Urząd będzie musiał zwrócić turyście pobraną opłatę i uiścić 300 złotych kosztów sądowych. Wyrok jest nieprawomocny, przysługuje od niego odwołanie.
Sąd stwierdził, że uchwała Rady Miasta Zakopane dotycząca pobierania opłaty miejscowej z 2008 roku jest wadliwa i zachodzą przesłanki do uznania jej nieważności.
Wyrok jest precedensowy dla Zakopanego i dotyczy jednego przypadku – skarżącego Bogdana Achimescu, który odwiedził Zakopane w 2015 roku i uiścił opłatę miejscową. Jeżeli wyrok się uprawomocni, każdy turysta dysponujący pokwitowaniem uiszczenia opłaty miejscowej, będzie mógł się ubiegać o zwrot opłaty w zakopiańskim Urzędzie Miasta.
- Bardzo się cieszę. Nie spodziewałem się innego wyroku. Obawiałem się jednak, że nadal będziemy grzęźli w paragrafach – powiedział po wyjściu z sali rozpraw skarżący Zakopane Bogdan Achimescu.

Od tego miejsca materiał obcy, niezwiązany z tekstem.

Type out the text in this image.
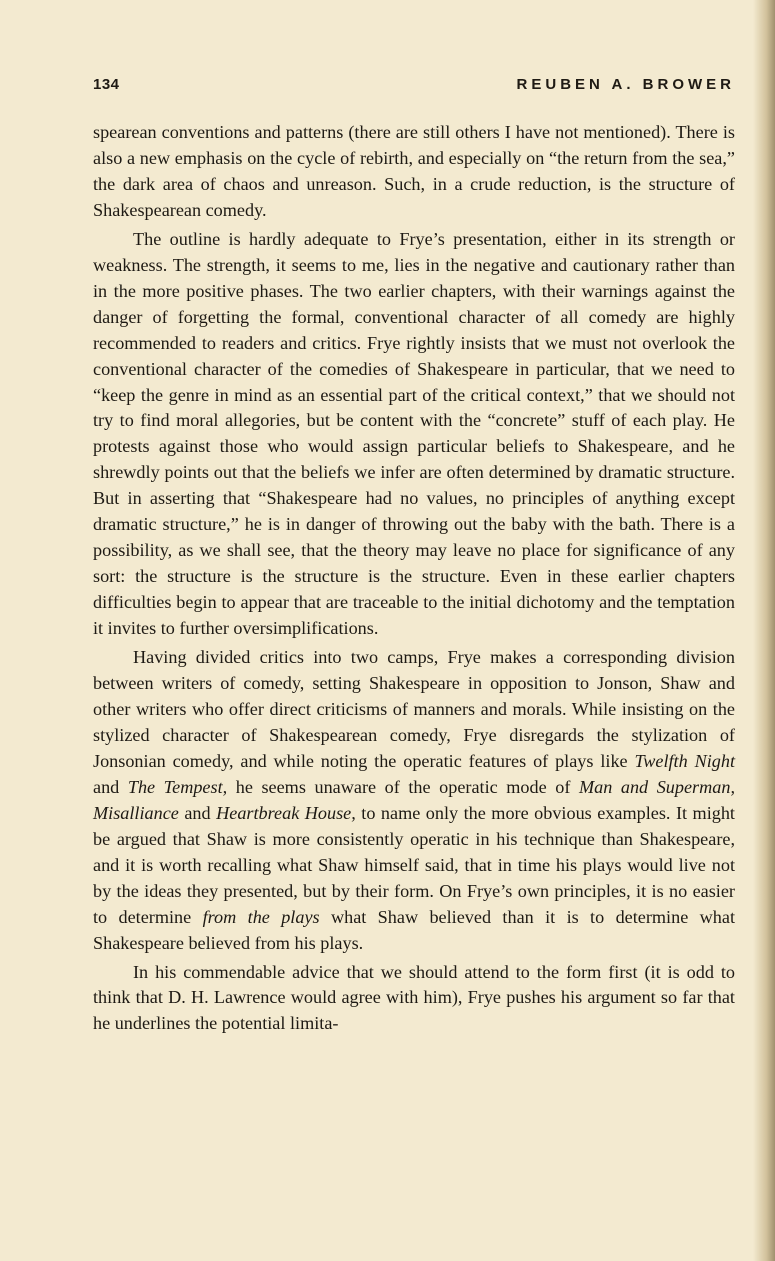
134	REUBEN A. BROWER

spearean conventions and patterns (there are still others I have not mentioned). There is also a new emphasis on the cycle of rebirth, and especially on “the return from the sea,” the dark area of chaos and unreason. Such, in a crude reduction, is the structure of Shakespearean comedy.

The outline is hardly adequate to Frye’s presentation, either in its strength or weakness. The strength, it seems to me, lies in the negative and cautionary rather than in the more positive phases. The two earlier chapters, with their warnings against the danger of forgetting the formal, conventional character of all comedy are highly recommended to readers and critics. Frye rightly insists that we must not overlook the conventional character of the comedies of Shakespeare in particular, that we need to “keep the genre in mind as an essential part of the critical context,” that we should not try to find moral allegories, but be content with the “concrete” stuff of each play. He protests against those who would assign particular beliefs to Shakespeare, and he shrewdly points out that the beliefs we infer are often determined by dramatic structure. But in asserting that “Shakespeare had no values, no principles of anything except dramatic structure,” he is in danger of throwing out the baby with the bath. There is a possibility, as we shall see, that the theory may leave no place for significance of any sort: the structure is the structure is the structure. Even in these earlier chapters difficulties begin to appear that are traceable to the initial dichotomy and the temptation it invites to further oversimplifications.

Having divided critics into two camps, Frye makes a corresponding division between writers of comedy, setting Shakespeare in opposition to Jonson, Shaw and other writers who offer direct criticisms of manners and morals. While insisting on the stylized character of Shakespearean comedy, Frye disregards the stylization of Jonsonian comedy, and while noting the operatic features of plays like Twelfth Night and The Tempest, he seems unaware of the operatic mode of Man and Superman, Misalliance and Heartbreak House, to name only the more obvious examples. It might be argued that Shaw is more consistently operatic in his technique than Shakespeare, and it is worth recalling what Shaw himself said, that in time his plays would live not by the ideas they presented, but by their form. On Frye’s own principles, it is no easier to determine from the plays what Shaw believed than it is to determine what Shakespeare believed from his plays.

In his commendable advice that we should attend to the form first (it is odd to think that D. H. Lawrence would agree with him), Frye pushes his argument so far that he underlines the potential limita-
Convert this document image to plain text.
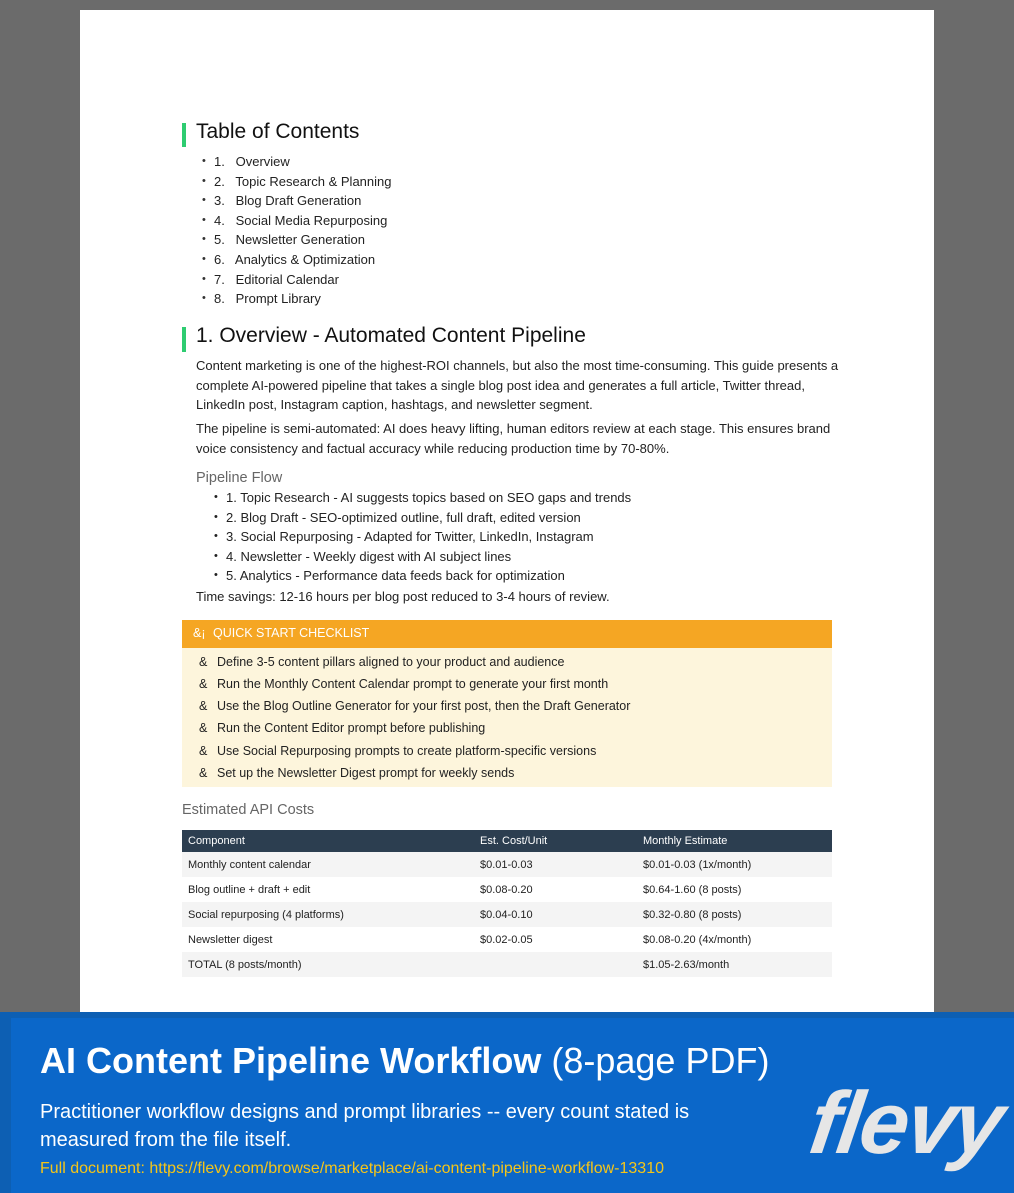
Table of Contents
• 1. Overview
• 2. Topic Research & Planning
• 3. Blog Draft Generation
• 4. Social Media Repurposing
• 5. Newsletter Generation
• 6. Analytics & Optimization
• 7. Editorial Calendar
• 8. Prompt Library
1. Overview - Automated Content Pipeline
Content marketing is one of the highest-ROI channels, but also the most time-consuming. This guide presents a complete AI-powered pipeline that takes a single blog post idea and generates a full article, Twitter thread, LinkedIn post, Instagram caption, hashtags, and newsletter segment.
The pipeline is semi-automated: AI does heavy lifting, human editors review at each stage. This ensures brand voice consistency and factual accuracy while reducing production time by 70-80%.
Pipeline Flow
• 1. Topic Research - AI suggests topics based on SEO gaps and trends
• 2. Blog Draft - SEO-optimized outline, full draft, edited version
• 3. Social Repurposing - Adapted for Twitter, LinkedIn, Instagram
• 4. Newsletter - Weekly digest with AI subject lines
• 5. Analytics - Performance data feeds back for optimization
Time savings: 12-16 hours per blog post reduced to 3-4 hours of review.
&¡ QUICK START CHECKLIST
& Define 3-5 content pillars aligned to your product and audience
& Run the Monthly Content Calendar prompt to generate your first month
& Use the Blog Outline Generator for your first post, then the Draft Generator
& Run the Content Editor prompt before publishing
& Use Social Repurposing prompts to create platform-specific versions
& Set up the Newsletter Digest prompt for weekly sends
Estimated API Costs
Component	Est. Cost/Unit	Monthly Estimate
Monthly content calendar	$0.01-0.03	$0.01-0.03 (1x/month)
Blog outline + draft + edit	$0.08-0.20	$0.64-1.60 (8 posts)
Social repurposing (4 platforms)	$0.04-0.10	$0.32-0.80 (8 posts)
Newsletter digest	$0.02-0.05	$0.08-0.20 (4x/month)
TOTAL (8 posts/month)		$1.05-2.63/month
AI Content Pipeline Workflow (8-page PDF)
Practitioner workflow designs and prompt libraries -- every count stated is measured from the file itself.
Full document: https://flevy.com/browse/marketplace/ai-content-pipeline-workflow-13310 flevy
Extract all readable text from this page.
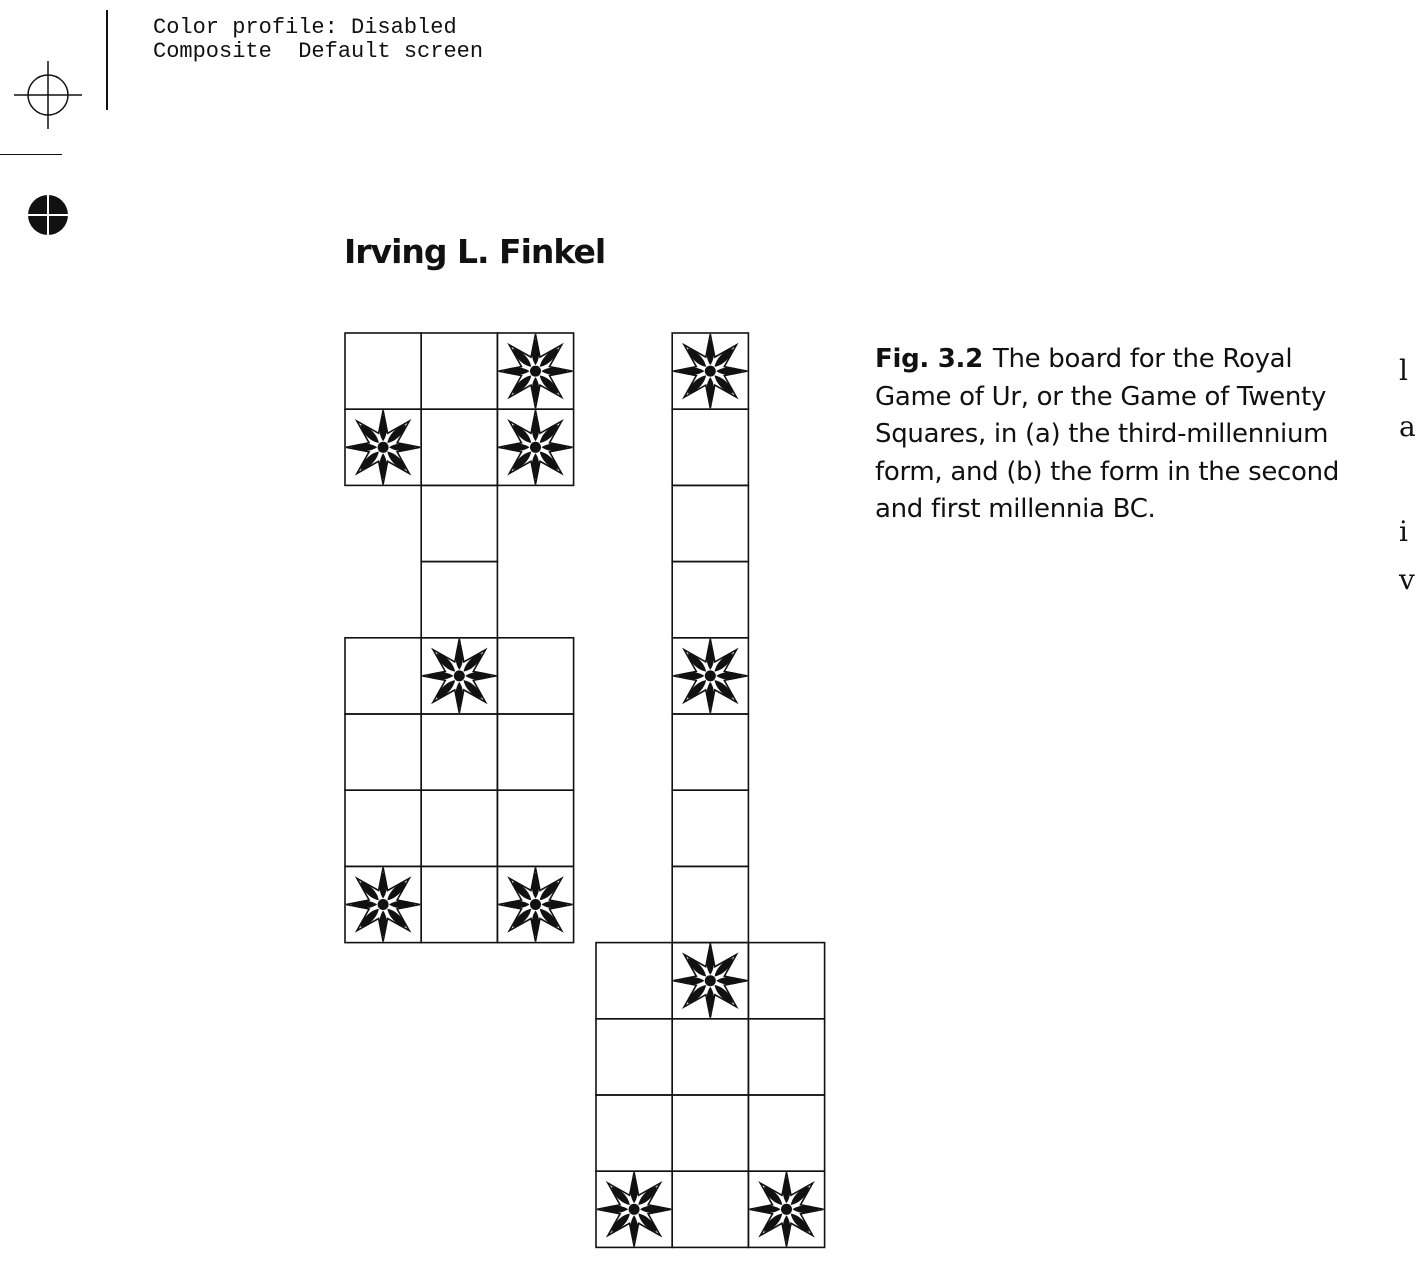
Color profile: Disabled
Composite  Default screen
Irving L. Finkel
Fig. 3.2 The board for the Royal
Game of Ur, or the Game of Twenty
Squares, in (a) the third-millennium
form, and (b) the form in the second
and first millennia BC.
l
a
i
v
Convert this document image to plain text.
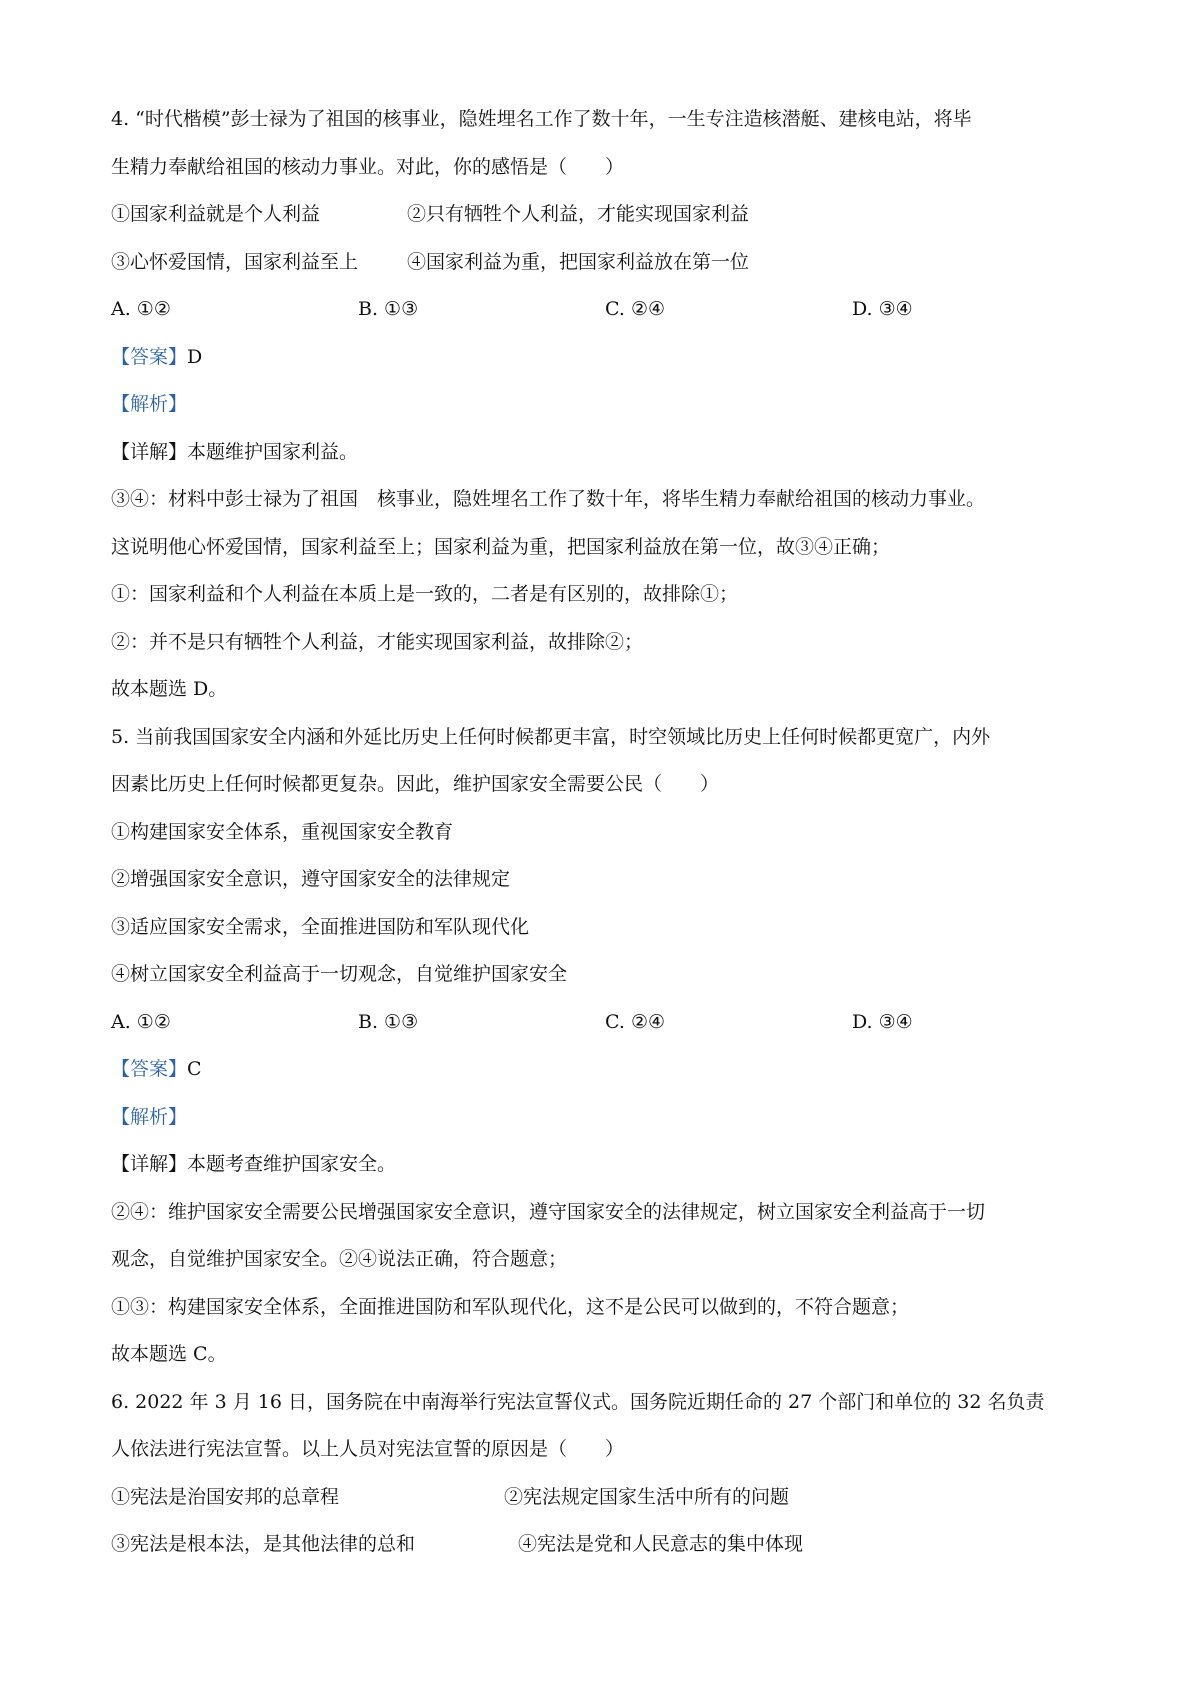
4. “时代楷模”彭士禄为了祖国的核事业，隐姓埋名工作了数十年，一生专注造核潜艇、建核电站，将毕
生精力奉献给祖国的核动力事业。对此，你的感悟是（　　）
①国家利益就是个人利益	②只有牺牲个人利益，才能实现国家利益
③心怀爱国情，国家利益至上	④国家利益为重，把国家利益放在第一位
A. ①②	B. ①③	C. ②④	D. ③④
【答案】D
【解析】
【详解】本题维护国家利益。
③④：材料中彭士禄为了祖国　核事业，隐姓埋名工作了数十年，将毕生精力奉献给祖国的核动力事业。
这说明他心怀爱国情，国家利益至上；国家利益为重，把国家利益放在第一位，故③④正确；
①：国家利益和个人利益在本质上是一致的，二者是有区别的，故排除①；
②：并不是只有牺牲个人利益，才能实现国家利益，故排除②；
故本题选 D。
5. 当前我国国家安全内涵和外延比历史上任何时候都更丰富，时空领域比历史上任何时候都更宽广，内外
因素比历史上任何时候都更复杂。因此，维护国家安全需要公民（　　）
①构建国家安全体系，重视国家安全教育
②增强国家安全意识，遵守国家安全的法律规定
③适应国家安全需求，全面推进国防和军队现代化
④树立国家安全利益高于一切观念，自觉维护国家安全
A. ①②	B. ①③	C. ②④	D. ③④
【答案】C
【解析】
【详解】本题考查维护国家安全。
②④：维护国家安全需要公民增强国家安全意识，遵守国家安全的法律规定，树立国家安全利益高于一切
观念，自觉维护国家安全。②④说法正确，符合题意；
①③：构建国家安全体系，全面推进国防和军队现代化，这不是公民可以做到的，不符合题意；
故本题选 C。
6. 2022 年 3 月 16 日，国务院在中南海举行宪法宣誓仪式。国务院近期任命的 27 个部门和单位的 32 名负责
人依法进行宪法宣誓。以上人员对宪法宣誓的原因是（　　）
①宪法是治国安邦的总章程	②宪法规定国家生活中所有的问题
③宪法是根本法，是其他法律的总和	④宪法是党和人民意志的集中体现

Zgodnie z rozporządzeniem rady ministrów z 2007 roku, samorządy mogą pobierać opłaty miejscowe lub klimatyczne, jeżeli dana miejscowość spełnia określone warunki. Rozporządzenie określa m.in. normy zanieczyszczenia powietrza. Urząd Miasta Zakopanego pobiera opłatę miejscową od turystów za każdy dzień pobytu pod Tatrami w wysokości 2 złotych. Do kasy Zakopanego rocznie wpływa z tego tytułu około 2,7 mln złotych.